10 gün önce yani 17 Aralık tarihine gelene kadar, bırakın Samsun'u Türkiye'de seçimin 'açık ara galibi' belli gibiydi..
Takım elbisesine bazı ilçeler için iddiaya girdiğim arkadaşlar oldu..
Ama gel gör ki; Bakan çocuklarının adının karıştığı, ikisinin Halk Bankası'nın genel müdürüyle birlikte tutuklandığı operasyondan sonra yaşananlar 'siyasi ders olacak nitelikte'..
Sonuç faturalarına bakarak elbette..
Operasyon ile birlikte bakanlar istifa etse, Başbakan Erdoğan da 'Aklanın gelin. Biz AK Partiyiz' vurgusuyla krizden fırsat çıkarmış olabilecek ve en azından kamuoyu vicdanında oy oranıyla ilgili sıkıntı olmayacaktı.
Peki ya şimdi..
Şimdi durum şu noktada.. Sokakta vatandaşın konuştuğundan söz ediyorum..

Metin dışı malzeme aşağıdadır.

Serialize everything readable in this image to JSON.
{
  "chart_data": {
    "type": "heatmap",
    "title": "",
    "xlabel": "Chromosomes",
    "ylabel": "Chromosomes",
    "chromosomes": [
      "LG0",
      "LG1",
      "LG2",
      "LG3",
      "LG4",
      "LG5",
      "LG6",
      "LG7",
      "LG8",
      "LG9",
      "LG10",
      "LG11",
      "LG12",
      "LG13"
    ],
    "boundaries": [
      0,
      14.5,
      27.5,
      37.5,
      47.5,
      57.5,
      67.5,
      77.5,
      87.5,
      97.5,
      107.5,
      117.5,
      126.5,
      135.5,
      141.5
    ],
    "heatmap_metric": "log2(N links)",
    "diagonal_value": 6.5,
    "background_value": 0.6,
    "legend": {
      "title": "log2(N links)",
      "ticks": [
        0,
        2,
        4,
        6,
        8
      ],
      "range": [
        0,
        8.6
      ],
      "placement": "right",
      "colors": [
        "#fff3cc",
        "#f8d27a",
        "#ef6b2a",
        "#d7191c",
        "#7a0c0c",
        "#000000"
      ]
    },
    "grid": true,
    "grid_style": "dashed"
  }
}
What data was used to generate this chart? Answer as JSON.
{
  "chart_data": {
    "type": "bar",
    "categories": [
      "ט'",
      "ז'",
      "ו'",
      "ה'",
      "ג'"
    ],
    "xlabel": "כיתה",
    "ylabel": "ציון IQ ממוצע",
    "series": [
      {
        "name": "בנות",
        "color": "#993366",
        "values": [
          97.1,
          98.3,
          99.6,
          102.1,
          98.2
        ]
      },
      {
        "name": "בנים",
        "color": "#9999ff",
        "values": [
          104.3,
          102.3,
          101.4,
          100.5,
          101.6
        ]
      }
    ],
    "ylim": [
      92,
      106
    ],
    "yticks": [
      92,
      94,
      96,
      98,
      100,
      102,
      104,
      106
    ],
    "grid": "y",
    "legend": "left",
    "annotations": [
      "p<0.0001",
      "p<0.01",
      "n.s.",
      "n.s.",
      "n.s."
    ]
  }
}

*Emniyette görevden almalar yanlıştı..
*Savcılarla girilen polemik de hatalıydı..
Çünkü aynı savcılar daha önce kamuoyunda 'devletin içindeki devlet yapılandırmasını' çökerten isimler olarak geçiyordu..

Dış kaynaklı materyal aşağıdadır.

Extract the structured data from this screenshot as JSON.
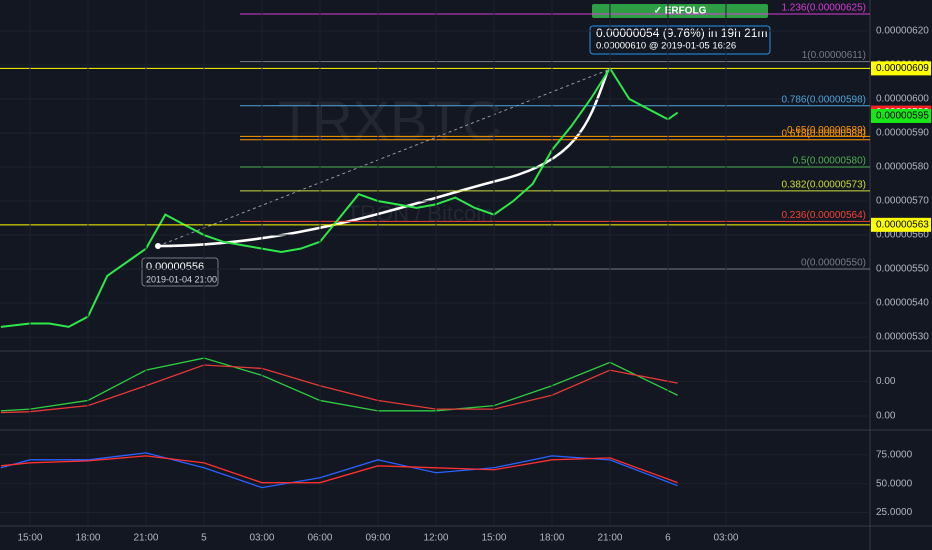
{
  "chart_data": [
    {
      "type": "line",
      "watermark": [
        "TRXBTC",
        "TRON / Bitcoin"
      ],
      "x": [
        -1.5,
        0,
        1,
        2,
        3,
        4,
        5,
        6,
        7,
        8,
        9,
        10,
        11,
        12,
        13,
        14,
        15,
        16,
        17,
        18,
        19,
        20,
        21,
        22,
        23,
        24,
        25,
        26,
        27,
        28,
        29,
        30,
        31,
        32,
        33,
        33.5
      ],
      "series": [
        {
          "color": "#2ee84a",
          "values": [
            5.33e-07,
            5.34e-07,
            5.34e-07,
            5.33e-07,
            5.36e-07,
            5.48e-07,
            5.52e-07,
            5.56e-07,
            5.66e-07,
            5.63e-07,
            5.6e-07,
            5.58e-07,
            5.57e-07,
            5.56e-07,
            5.55e-07,
            5.56e-07,
            5.58e-07,
            5.65e-07,
            5.72e-07,
            5.7e-07,
            5.69e-07,
            5.68e-07,
            5.69e-07,
            5.71e-07,
            5.68e-07,
            5.66e-07,
            5.7e-07,
            5.75e-07,
            5.85e-07,
            5.92e-07,
            6e-07,
            6.09e-07,
            6e-07,
            5.97e-07,
            5.94e-07,
            5.96e-07
          ]
        }
      ],
      "xlim": [
        -1.55,
        43.45
      ],
      "ylim": [
        5.262e-07,
        6.291e-07
      ],
      "yticks": [
        {
          "value": 6.2e-07,
          "label": "0.00000620"
        },
        {
          "value": 6.1e-07,
          "label": "0.00000610"
        },
        {
          "value": 6e-07,
          "label": "0.00000600"
        },
        {
          "value": 5.9e-07,
          "label": "0.00000590"
        },
        {
          "value": 5.8e-07,
          "label": "0.00000580"
        },
        {
          "value": 5.7e-07,
          "label": "0.00000570"
        },
        {
          "value": 5.6e-07,
          "label": "0.00000560"
        },
        {
          "value": 5.5e-07,
          "label": "0.00000550"
        },
        {
          "value": 5.4e-07,
          "label": "0.00000540"
        },
        {
          "value": 5.3e-07,
          "label": "0.00000530"
        }
      ],
      "levels": [
        {
          "label": "1.236(0.00000625)",
          "value": 6.25e-07,
          "color": "#d63cd6"
        },
        {
          "label": "1(0.00000611)",
          "value": 6.11e-07,
          "color": "#787b86"
        },
        {
          "label": "0.786(0.00000598)",
          "value": 5.98e-07,
          "color": "#4fa3d8"
        },
        {
          "label": "0.65(0.00000589)",
          "value": 5.89e-07,
          "color": "#ff9800"
        },
        {
          "label": "0.618(0.00000588)",
          "value": 5.88e-07,
          "color": "#ff9800"
        },
        {
          "label": "0.5(0.00000580)",
          "value": 5.8e-07,
          "color": "#4caf50"
        },
        {
          "label": "0.382(0.00000573)",
          "value": 5.73e-07,
          "color": "#cddc39"
        },
        {
          "label": "0.236(0.00000564)",
          "value": 5.64e-07,
          "color": "#f44336"
        },
        {
          "label": "0(0.00000550)",
          "value": 5.5e-07,
          "color": "#787b86"
        }
      ],
      "price_tags": [
        {
          "label": "0.00000609",
          "value": 6.09e-07,
          "color": "#ffff00"
        },
        {
          "label": "0.00000596",
          "value": 5.96e-07,
          "color": "#ff1f1f"
        },
        {
          "label": "0.00000595",
          "value": 5.95e-07,
          "color": "#19e619"
        },
        {
          "label": "0.00000563",
          "value": 5.63e-07,
          "color": "#ffff00"
        }
      ],
      "annotations": {
        "badge": "✓ ERFOLG",
        "change": "0.00000054 (9.76%)  in 19h 21m",
        "target": "0.00000610 @ 2019-01-05  16:26",
        "start_price": "0.00000556",
        "start_date": "2019-01-04 21:00"
      }
    },
    {
      "type": "line",
      "x": [
        -1.5,
        0,
        3,
        6,
        9,
        12,
        15,
        18,
        21,
        24,
        27,
        30,
        33.5
      ],
      "series": [
        {
          "color": "#2ecc40",
          "values": [
            6e-09,
            8e-09,
            1.8e-08,
            5.3e-08,
            6.7e-08,
            4.7e-08,
            1.8e-08,
            6e-09,
            6e-09,
            1.2e-08,
            3.5e-08,
            6.2e-08,
            2.4e-08
          ]
        },
        {
          "color": "#e53935",
          "values": [
            4e-09,
            5e-09,
            1.2e-08,
            3.5e-08,
            5.9e-08,
            5.5e-08,
            3.5e-08,
            1.8e-08,
            8e-09,
            8e-09,
            2.4e-08,
            5.3e-08,
            3.8e-08
          ]
        }
      ],
      "xlim": [
        -1.55,
        43.45
      ],
      "ylim": [
        -1.5e-08,
        7.4e-08
      ],
      "yticks": [
        {
          "value": 4e-08,
          "label": "0.00"
        },
        {
          "value": 0,
          "label": "0.00"
        }
      ]
    },
    {
      "type": "line",
      "x": [
        -1.5,
        0,
        3,
        6,
        9,
        12,
        15,
        18,
        21,
        24,
        27,
        30,
        33.5
      ],
      "series": [
        {
          "color": "#2962ff",
          "values": [
            63.8,
            70.7,
            70.7,
            76.7,
            63.8,
            46.6,
            55.2,
            70.7,
            59.5,
            63.8,
            74.1,
            70.7,
            48.3
          ]
        },
        {
          "color": "#ff3030",
          "values": [
            65.5,
            68.1,
            69.8,
            74.1,
            68.1,
            50.9,
            50.9,
            65.5,
            63.8,
            62.1,
            70.7,
            72.4,
            50.9
          ]
        }
      ],
      "xlim": [
        -1.55,
        43.45
      ],
      "ylim": [
        14.2,
        95.7
      ],
      "yticks": [
        {
          "value": 75,
          "label": "75.0000"
        },
        {
          "value": 50,
          "label": "50.0000"
        },
        {
          "value": 25,
          "label": "25.0000"
        }
      ],
      "xticks": [
        {
          "value": 0,
          "label": "15:00"
        },
        {
          "value": 3,
          "label": "18:00"
        },
        {
          "value": 6,
          "label": "21:00"
        },
        {
          "value": 9,
          "label": "5"
        },
        {
          "value": 12,
          "label": "03:00"
        },
        {
          "value": 15,
          "label": "06:00"
        },
        {
          "value": 18,
          "label": "09:00"
        },
        {
          "value": 21,
          "label": "12:00"
        },
        {
          "value": 24,
          "label": "15:00"
        },
        {
          "value": 27,
          "label": "18:00"
        },
        {
          "value": 30,
          "label": "21:00"
        },
        {
          "value": 33,
          "label": "6"
        },
        {
          "value": 36,
          "label": "03:00"
        }
      ]
    }
  ]
}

Bakanlar önceki gün istifa edince, 'durum biraz kontrolden çıktı' gibi..
Bakan Erdoğan Bayraktar'ın açıklamaları ilginç..
Eski Bakan İdris Naim Şahin'in sert istifası daha ilginç..
Kabine değişikliği ise istifalar zamanında alınmadığı için muhalefetin, özellikle de CHP'nin başarısı olarak algılandı..
Yani bir bakıma 'hepsinin üstüne tuz biber oldu'..
Ve dün yankılar devam ediyordu. Operasyonu yürüten bir savcının açıklaması 'hükümeti daha da zora soktu'..
Başbakan Erdoğan'ın bir zamanlar en yakınındaki isimler şimdi en uzaktakiler gibi oldu..
Bahsettiği hükümet ve ekonomi üzerindeki ameliyatta yer alan 'cerrahların' durumuna düştüler..
AK Partililer, hem Şahin'e hem de Bayraktar'a tepkili olsa da 'AK Partili olmayıp istikrar nedeniyle oyunu AK Parti'ye veren o yüzde ellinin içindeki bazıları', çözülmedeki istikrarı ve 'sıcak gelişmeleri' izlemeye başladı..
Kafalar karıştı..
TCDD'deki yolsuzluk operasyonunun ucunun nereye uzanabileceğini tahmin etmek zor değil..
Ulaştırma Bakanlığı'ndan İzmir Büyükşehir Belediye Başkan adayı olan Binali Yıldırım'a zarar verir mi, elbette verebilir..
Peki bu gelişmeler yerel seçimleri etkiler mi?..
Kuvvetle muhtemel etkileyecektir..
Çünkü muhalefet yapamıyorsunuz denilen CHP şu an için 'en sert muhalefeti yapıyor'..
Elinde de malzeme var..
Yatırımlar, hizmetler değil, devletin içinde devlet yapılanması, ihaleler, yolsuzluk suçlamaları gibi konularda yaptığı tartışmalarla ve belge ortaya çıkarmakla usta bir isim CHP'nin Genel Başkanı..
Kemal Kılıçdaroğlu..
Ve son günlerde her açıklaması olay yaratıyor..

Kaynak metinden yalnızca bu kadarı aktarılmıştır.